Hey this book looks like a lot of fun. Any one read it?Which leads me to a broader question: do you have favorite books written about Kafka? As in a biography or some kind of criticism? I enjoyed a lot of Roberto Calasso's book, K. Also R. Crumb's illustrated bio was pretty entertaining.
I've heard, from Calasso and other sources, that Walter Benjamin is the guy to read for insight into Kafka. I should hurry up and read that, I guess.
Frida Fantastic wrote: "Not a real moment, but I found K.'s bizarre ways of gauging his relative value or class compared to other people. I liked that scene when he was dealing with the red-head in the court, and how K. f..."Oh so true. Ridiculous and painfully real. I especially like these ridiculous assumptions when they come the other way around. Like how in Amerika or The Castle others just assume that Karl or K is some kind of blackguard or smarmy, suspicious individual. It's like the protagonist has a shabby look to him that he (and the reader) can't see.
That's really interesting. Never thought of Before the Law as a solution. What do you think it's suggesting? A kind of civil disobedience of the soul?Also, as far as funny goes: the 2 assistants "as alike as two snakes" from The Castle are just pure comedy. The 2 henchmen from the last chapter of The Trial are pretty funny in a creepy way, too. I wonder what it is Kafka likes about doubles and why he draws them so cartoonishly.
Oh, of course.
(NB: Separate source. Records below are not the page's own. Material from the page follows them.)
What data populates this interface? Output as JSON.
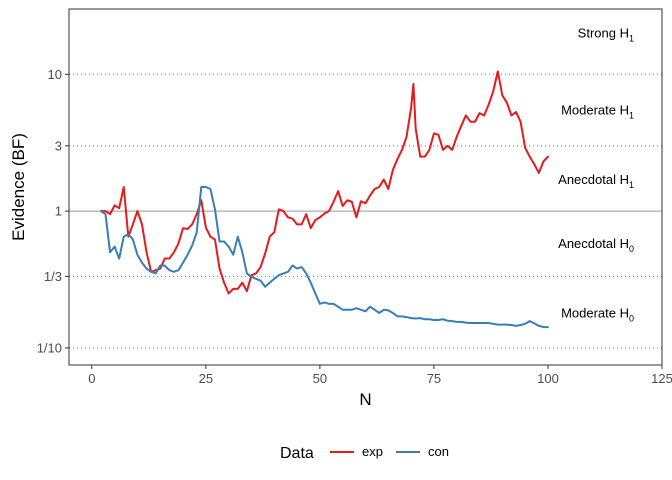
{
  "chart_data": {
    "type": "line",
    "xlabel": "N",
    "ylabel": "Evidence (BF)",
    "xlim": [
      -5,
      125
    ],
    "x_ticks": [
      0,
      25,
      50,
      75,
      100,
      125
    ],
    "x_tick_labels": [
      "0",
      "25",
      "50",
      "75",
      "100",
      "125"
    ],
    "y_scale": "log",
    "ylim": [
      0.075,
      30
    ],
    "y_ticks": [
      0.1,
      0.3333,
      1,
      3,
      10
    ],
    "y_tick_labels": [
      "1/10",
      "1/3",
      "1",
      "3",
      "10"
    ],
    "reference_line": {
      "y": 1,
      "color": "#999999"
    },
    "dotted_gridlines_y": [
      0.1,
      0.3333,
      3,
      10
    ],
    "region_labels": [
      {
        "base": "Strong H",
        "sub": "1",
        "y": 20
      },
      {
        "base": "Moderate H",
        "sub": "1",
        "y": 5.5
      },
      {
        "base": "Anecdotal H",
        "sub": "1",
        "y": 1.7
      },
      {
        "base": "Anecdotal H",
        "sub": "0",
        "y": 0.58
      },
      {
        "base": "Moderate H",
        "sub": "0",
        "y": 0.18
      }
    ],
    "legend": {
      "title": "Data",
      "position": "bottom",
      "entries": [
        {
          "label": "exp",
          "color": "#e41a1c"
        },
        {
          "label": "con",
          "color": "#377eb8"
        }
      ]
    },
    "series": [
      {
        "name": "exp",
        "color": "#e41a1c",
        "points": [
          [
            2,
            1
          ],
          [
            3,
            1
          ],
          [
            4,
            0.95
          ],
          [
            5,
            1.1
          ],
          [
            6,
            1.05
          ],
          [
            7,
            1.5
          ],
          [
            8,
            0.65
          ],
          [
            9,
            0.8
          ],
          [
            10,
            1
          ],
          [
            11,
            0.8
          ],
          [
            12,
            0.5
          ],
          [
            13,
            0.36
          ],
          [
            14,
            0.37
          ],
          [
            15,
            0.38
          ],
          [
            16,
            0.45
          ],
          [
            17,
            0.45
          ],
          [
            18,
            0.5
          ],
          [
            19,
            0.58
          ],
          [
            20,
            0.75
          ],
          [
            21,
            0.74
          ],
          [
            22,
            0.8
          ],
          [
            23,
            0.95
          ],
          [
            24,
            1.2
          ],
          [
            25,
            0.76
          ],
          [
            26,
            0.65
          ],
          [
            27,
            0.62
          ],
          [
            28,
            0.38
          ],
          [
            29,
            0.3
          ],
          [
            30,
            0.25
          ],
          [
            31,
            0.27
          ],
          [
            32,
            0.27
          ],
          [
            33,
            0.3
          ],
          [
            34,
            0.26
          ],
          [
            35,
            0.34
          ],
          [
            36,
            0.35
          ],
          [
            37,
            0.39
          ],
          [
            38,
            0.49
          ],
          [
            39,
            0.65
          ],
          [
            40,
            0.7
          ],
          [
            41,
            1.03
          ],
          [
            42,
            1
          ],
          [
            43,
            0.9
          ],
          [
            44,
            0.88
          ],
          [
            45,
            0.8
          ],
          [
            46,
            0.8
          ],
          [
            47,
            0.95
          ],
          [
            48,
            0.75
          ],
          [
            49,
            0.86
          ],
          [
            50,
            0.9
          ],
          [
            51,
            0.96
          ],
          [
            52,
            1
          ],
          [
            53,
            1.17
          ],
          [
            54,
            1.4
          ],
          [
            55,
            1.09
          ],
          [
            56,
            1.2
          ],
          [
            57,
            1.17
          ],
          [
            58,
            0.9
          ],
          [
            59,
            1.18
          ],
          [
            60,
            1.14
          ],
          [
            61,
            1.3
          ],
          [
            62,
            1.45
          ],
          [
            63,
            1.5
          ],
          [
            64,
            1.7
          ],
          [
            65,
            1.45
          ],
          [
            66,
            2
          ],
          [
            67,
            2.4
          ],
          [
            68,
            2.8
          ],
          [
            69,
            3.5
          ],
          [
            70,
            5.7
          ],
          [
            70.5,
            8.5
          ],
          [
            71,
            4
          ],
          [
            72,
            2.5
          ],
          [
            73,
            2.5
          ],
          [
            74,
            2.8
          ],
          [
            75,
            3.7
          ],
          [
            76,
            3.6
          ],
          [
            77,
            2.8
          ],
          [
            78,
            3
          ],
          [
            79,
            2.8
          ],
          [
            80,
            3.5
          ],
          [
            81,
            4.2
          ],
          [
            82,
            5
          ],
          [
            83,
            4.5
          ],
          [
            84,
            4.5
          ],
          [
            85,
            5.2
          ],
          [
            86,
            5
          ],
          [
            87,
            6
          ],
          [
            88,
            7.5
          ],
          [
            89,
            10.5
          ],
          [
            90,
            7
          ],
          [
            91,
            6.2
          ],
          [
            92,
            5
          ],
          [
            93,
            5.3
          ],
          [
            94,
            4.5
          ],
          [
            95,
            2.9
          ],
          [
            96,
            2.5
          ],
          [
            97,
            2.2
          ],
          [
            98,
            1.9
          ],
          [
            99,
            2.3
          ],
          [
            100,
            2.5
          ]
        ]
      },
      {
        "name": "con",
        "color": "#377eb8",
        "points": [
          [
            2,
            1
          ],
          [
            3,
            0.95
          ],
          [
            4,
            0.5
          ],
          [
            5,
            0.55
          ],
          [
            6,
            0.45
          ],
          [
            7,
            0.65
          ],
          [
            8,
            0.68
          ],
          [
            9,
            0.62
          ],
          [
            10,
            0.48
          ],
          [
            11,
            0.42
          ],
          [
            12,
            0.38
          ],
          [
            13,
            0.36
          ],
          [
            14,
            0.35
          ],
          [
            15,
            0.4
          ],
          [
            16,
            0.4
          ],
          [
            17,
            0.37
          ],
          [
            18,
            0.36
          ],
          [
            19,
            0.37
          ],
          [
            20,
            0.42
          ],
          [
            21,
            0.48
          ],
          [
            22,
            0.56
          ],
          [
            23,
            0.7
          ],
          [
            24,
            1.5
          ],
          [
            25,
            1.5
          ],
          [
            26,
            1.45
          ],
          [
            27,
            1.03
          ],
          [
            28,
            0.6
          ],
          [
            29,
            0.6
          ],
          [
            30,
            0.55
          ],
          [
            31,
            0.48
          ],
          [
            32,
            0.65
          ],
          [
            33,
            0.5
          ],
          [
            34,
            0.35
          ],
          [
            35,
            0.33
          ],
          [
            36,
            0.32
          ],
          [
            37,
            0.31
          ],
          [
            38,
            0.28
          ],
          [
            39,
            0.3
          ],
          [
            40,
            0.32
          ],
          [
            41,
            0.34
          ],
          [
            42,
            0.35
          ],
          [
            43,
            0.36
          ],
          [
            44,
            0.4
          ],
          [
            45,
            0.38
          ],
          [
            46,
            0.39
          ],
          [
            47,
            0.35
          ],
          [
            48,
            0.3
          ],
          [
            49,
            0.25
          ],
          [
            50,
            0.21
          ],
          [
            51,
            0.215
          ],
          [
            52,
            0.21
          ],
          [
            53,
            0.21
          ],
          [
            54,
            0.2
          ],
          [
            55,
            0.19
          ],
          [
            56,
            0.19
          ],
          [
            57,
            0.19
          ],
          [
            58,
            0.195
          ],
          [
            59,
            0.19
          ],
          [
            60,
            0.185
          ],
          [
            61,
            0.2
          ],
          [
            62,
            0.19
          ],
          [
            63,
            0.18
          ],
          [
            64,
            0.19
          ],
          [
            65,
            0.188
          ],
          [
            66,
            0.18
          ],
          [
            67,
            0.17
          ],
          [
            68,
            0.17
          ],
          [
            69,
            0.168
          ],
          [
            70,
            0.165
          ],
          [
            71,
            0.164
          ],
          [
            72,
            0.165
          ],
          [
            73,
            0.162
          ],
          [
            74,
            0.162
          ],
          [
            75,
            0.16
          ],
          [
            76,
            0.16
          ],
          [
            77,
            0.162
          ],
          [
            78,
            0.158
          ],
          [
            79,
            0.157
          ],
          [
            80,
            0.155
          ],
          [
            81,
            0.155
          ],
          [
            82,
            0.153
          ],
          [
            83,
            0.152
          ],
          [
            84,
            0.152
          ],
          [
            85,
            0.152
          ],
          [
            86,
            0.152
          ],
          [
            87,
            0.152
          ],
          [
            88,
            0.15
          ],
          [
            89,
            0.148
          ],
          [
            90,
            0.148
          ],
          [
            91,
            0.148
          ],
          [
            92,
            0.147
          ],
          [
            93,
            0.145
          ],
          [
            94,
            0.147
          ],
          [
            95,
            0.15
          ],
          [
            96,
            0.157
          ],
          [
            97,
            0.151
          ],
          [
            98,
            0.145
          ],
          [
            99,
            0.142
          ],
          [
            100,
            0.142
          ]
        ]
      }
    ]
  }
}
And though I know there are perhaps more faithful translations out there (perhaps yours, Phillip!) we wouldn't want these original translations to just go away, right? And as long as they are reprinting them they might as well give them the face lift they need. Maybe it's the wet San Francisco climate but all my old Schocken editions, the ones with the morose matte and gloss black covers, curl like crazy. It leaves those staid Muir translations looking a little ridiculous. (Not that I actually plan on buying them again, but for posterity's sake I guess.)
So, I just found out about the new Schocken editions slated to come out in June this year. When first I laid eyes on them I thought, hey! what's with all the color? For some reason I imagined reading these with a Kafka martini in front of me, with soft Kafka jazz playing in the background. However after reading designer Peter Mendelsund's reasoning behind the vivid designs I thought, Yes, exactly right. There's always a lot of talk about Kafka as some kind of prophet of alienation and doom, which, yeah, he was, but we tend to forget that he was also hysterically funny and imaginative and playful.Here's a speech given by David Foster Wallace on the essential funniness of the man.
What are some of your funniest moments in Kafka?
Probably my favorite is the scene in The Trial called "The Whipper." Joseph K discovers a little broom closet at his job where the two men who ate his breakfast at the beginning of the book are being whipped. Of course it can be read darkly, revealing how our own comfortable lives are often the result of the invisible suffering of others. But it's also an injection of hilarity into K's work day. The ongoing joke throughout The Trial of the injustice of those men eating K's breakfast just kills me.